#18 – The Path is the Story

6 June 2007

Trail running blogger Scott Dunlap wrote a touching article about his recent 50K race. Due to witnessing a horrific event days before he was mentally and emotionally drained to the point that he barely finished. Usually this speedy guy is among the fastest finishers! During my 6-mile run today I was thinking about Scott’s story and how it reminded me of a run I struggled through in high school…

Early morning April 5, 1994 one of my best friends killed himself – it was the day after my 18th birthday. What caused Jamey’s death and how it affected my friends and I is a novel unto itself that I won’t get into here. Where this story relates to running is that Jamey is the reason I joined the track team. Monday, April 4 in the school hallway after track practice was the last time I saw and talked to my friend.

When we learned of his death on Tuesday morning, my mind felt numb yet on high alert at the same time. The track team had a meet that evening and I remember being surprised that it was canceled; I hadn’t planned on racing but I figured the rest of the team would still go. Funny how the mind works under stress.

Same goes for the body. Wednesday after school I went to track practice – my first one without Jamey running next to me. The coach was kind to us and asked only that we run 4 miles and go home. I decided to run this practice loop in Jamey’s honor – I was going to will myself to run the fastest 4 miles of my life; I believed that my memory of Jamey would transcend any physical limitations and send me flying across the sidewalks in storybook fashion.

It was the worst run of my life. I started out fast and soon was gasping for air, watching my teammates run ahead and out of sight. I tried to speed up but my legs wouldn’t respond. Then it began to snow. In April! Trudging up a slight hill I gave up and slowed to a walk, shivering and alone on a long strip of concrete. It was supposed to be the greatest run but there I was, staggering among the spring snowflakes. I can’t remember the rest of the run but somehow I made it back to school.

One of my favorite aspects of running is that it is a microcosm of real life. Life is unfathomably complex yet running is simple; lessons learned from various running experiences can be extrapolated into lessons to guide us in life. No matter how much we care, no matter how hard we try, we’re only human.

That awful run in high school did teach me a lesson – we can’t force a storybook ending. Some chapters end in tragedy; some end in glory. As long as we’re reading the book, we’re going to experience both. Trying to skip the terrible pages is delusional at best. All we can do is run, just run and follow the path. The path is the story and if we can stay on it, we’ll experience all of the great moments, good and bad.

I was impressed how Scott Dunlap sought and found some solace in running his ultramarathon. He simply ran and let the trail take him where he knew he needed to go. When Jamey died so many years ago, I thought that I could save my friend by going running. What I should’ve done was go running simply to save myself. Live and learn. And run.
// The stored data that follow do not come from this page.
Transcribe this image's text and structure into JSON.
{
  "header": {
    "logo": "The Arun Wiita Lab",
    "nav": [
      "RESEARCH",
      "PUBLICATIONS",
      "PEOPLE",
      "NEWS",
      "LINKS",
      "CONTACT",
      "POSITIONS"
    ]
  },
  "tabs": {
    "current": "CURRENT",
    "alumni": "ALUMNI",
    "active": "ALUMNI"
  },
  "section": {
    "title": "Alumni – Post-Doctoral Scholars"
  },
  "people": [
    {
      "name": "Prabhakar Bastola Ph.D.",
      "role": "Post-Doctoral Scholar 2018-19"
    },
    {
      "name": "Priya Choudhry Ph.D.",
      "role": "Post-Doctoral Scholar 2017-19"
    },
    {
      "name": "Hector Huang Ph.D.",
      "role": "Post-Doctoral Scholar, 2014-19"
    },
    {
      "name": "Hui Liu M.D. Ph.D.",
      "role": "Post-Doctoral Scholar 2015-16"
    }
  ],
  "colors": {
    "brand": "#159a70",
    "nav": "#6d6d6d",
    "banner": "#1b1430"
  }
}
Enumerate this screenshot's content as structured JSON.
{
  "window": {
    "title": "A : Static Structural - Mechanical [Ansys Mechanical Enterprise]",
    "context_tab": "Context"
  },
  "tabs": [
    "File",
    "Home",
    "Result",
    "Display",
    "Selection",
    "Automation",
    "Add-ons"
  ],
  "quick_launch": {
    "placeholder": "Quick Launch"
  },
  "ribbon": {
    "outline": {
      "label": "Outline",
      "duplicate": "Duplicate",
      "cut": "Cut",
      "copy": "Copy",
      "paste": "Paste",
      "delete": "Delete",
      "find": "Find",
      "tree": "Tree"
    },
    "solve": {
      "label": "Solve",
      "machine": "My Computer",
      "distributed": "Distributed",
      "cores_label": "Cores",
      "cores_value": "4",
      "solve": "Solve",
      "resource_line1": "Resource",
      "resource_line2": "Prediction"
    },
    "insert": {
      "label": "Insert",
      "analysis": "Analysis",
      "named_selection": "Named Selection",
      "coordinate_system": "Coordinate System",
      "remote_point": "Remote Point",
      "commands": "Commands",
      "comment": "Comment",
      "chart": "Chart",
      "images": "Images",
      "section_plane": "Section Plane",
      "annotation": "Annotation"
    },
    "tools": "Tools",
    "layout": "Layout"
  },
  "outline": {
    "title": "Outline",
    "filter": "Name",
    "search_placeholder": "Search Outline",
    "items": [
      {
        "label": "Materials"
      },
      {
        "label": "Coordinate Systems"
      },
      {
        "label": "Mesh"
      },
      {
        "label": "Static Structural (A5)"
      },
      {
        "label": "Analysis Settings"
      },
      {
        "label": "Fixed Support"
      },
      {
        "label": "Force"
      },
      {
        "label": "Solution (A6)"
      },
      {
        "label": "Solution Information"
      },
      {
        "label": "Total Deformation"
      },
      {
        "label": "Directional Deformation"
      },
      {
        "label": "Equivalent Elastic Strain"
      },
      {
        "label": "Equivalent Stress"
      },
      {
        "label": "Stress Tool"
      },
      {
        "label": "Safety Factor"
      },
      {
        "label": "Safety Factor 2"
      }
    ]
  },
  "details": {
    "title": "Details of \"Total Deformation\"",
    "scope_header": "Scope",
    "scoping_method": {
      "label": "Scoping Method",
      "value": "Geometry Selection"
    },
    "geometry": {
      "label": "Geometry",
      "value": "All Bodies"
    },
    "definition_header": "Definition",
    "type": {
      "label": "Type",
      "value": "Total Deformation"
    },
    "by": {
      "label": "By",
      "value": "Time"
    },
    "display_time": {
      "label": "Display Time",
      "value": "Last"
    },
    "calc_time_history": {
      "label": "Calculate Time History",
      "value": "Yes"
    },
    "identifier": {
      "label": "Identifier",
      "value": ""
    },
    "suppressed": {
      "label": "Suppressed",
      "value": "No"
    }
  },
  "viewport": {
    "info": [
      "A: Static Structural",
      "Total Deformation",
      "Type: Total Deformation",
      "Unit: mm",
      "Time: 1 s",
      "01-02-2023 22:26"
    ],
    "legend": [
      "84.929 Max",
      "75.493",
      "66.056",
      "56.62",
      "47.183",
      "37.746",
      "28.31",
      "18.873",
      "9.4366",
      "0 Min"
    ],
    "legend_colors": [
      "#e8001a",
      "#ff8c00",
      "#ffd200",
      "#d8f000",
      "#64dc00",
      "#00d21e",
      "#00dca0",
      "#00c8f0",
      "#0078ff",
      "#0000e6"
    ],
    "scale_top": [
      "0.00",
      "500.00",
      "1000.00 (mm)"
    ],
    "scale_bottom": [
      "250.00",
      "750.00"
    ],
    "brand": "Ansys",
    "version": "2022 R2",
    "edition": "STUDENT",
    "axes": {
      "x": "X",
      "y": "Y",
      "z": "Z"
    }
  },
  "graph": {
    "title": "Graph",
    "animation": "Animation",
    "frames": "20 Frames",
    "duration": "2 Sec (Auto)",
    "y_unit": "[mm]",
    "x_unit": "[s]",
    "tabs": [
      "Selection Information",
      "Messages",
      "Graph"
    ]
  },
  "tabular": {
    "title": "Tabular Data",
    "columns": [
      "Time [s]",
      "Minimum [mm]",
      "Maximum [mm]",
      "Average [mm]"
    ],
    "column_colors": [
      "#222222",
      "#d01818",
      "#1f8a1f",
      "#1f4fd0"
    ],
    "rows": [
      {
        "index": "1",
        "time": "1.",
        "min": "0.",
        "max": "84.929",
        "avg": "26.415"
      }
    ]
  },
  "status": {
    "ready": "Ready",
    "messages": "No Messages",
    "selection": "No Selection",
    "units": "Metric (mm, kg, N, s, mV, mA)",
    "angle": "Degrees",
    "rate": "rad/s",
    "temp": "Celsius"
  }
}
Run I did – today was a beautiful, sunny 62 degrees and my feet floated across the sidewalks for six miles. For whatever reason, today was one of the chapters that ended happily ever after. It’s depressing to know that Jamey ran his last run years ago, yet it’s uplifting to remind myself that hey, I’m still alive, healthy, and enjoying a good run.


  1. And let’s not forget the key element in Scott’s story-he found solace and support in the front runners who although in a race, had time and compassion to see that Scott was suffering, and offered to help. Some even took time to cheer him up and console him, including the winner of the Western States 100 Mile Endurance Run, Graham Cooper.

    Perhaps this is why we run with a band of brothers and sisters. It reminds us we are not alone. Runners understand this.

  2. That’s true. In my first ultra I received some critical help from a few fellow runners that was crucial to me finishing the race.

  3. Wow, great post HavyBeaks. Beautifully written and very inspirational. You’re absolutely right – all we can do is move on, live life to the fullest, experience all that we can while we can. Running, biking, swimming – whatever it takes to take us away from all the sadness, sorrow, complexities that is life; running is the purest form of “living in the moment” that I can think of.

  4. Great point Paul, that running is the purest form of living in the moment. It has a way of making life feel simple for a while.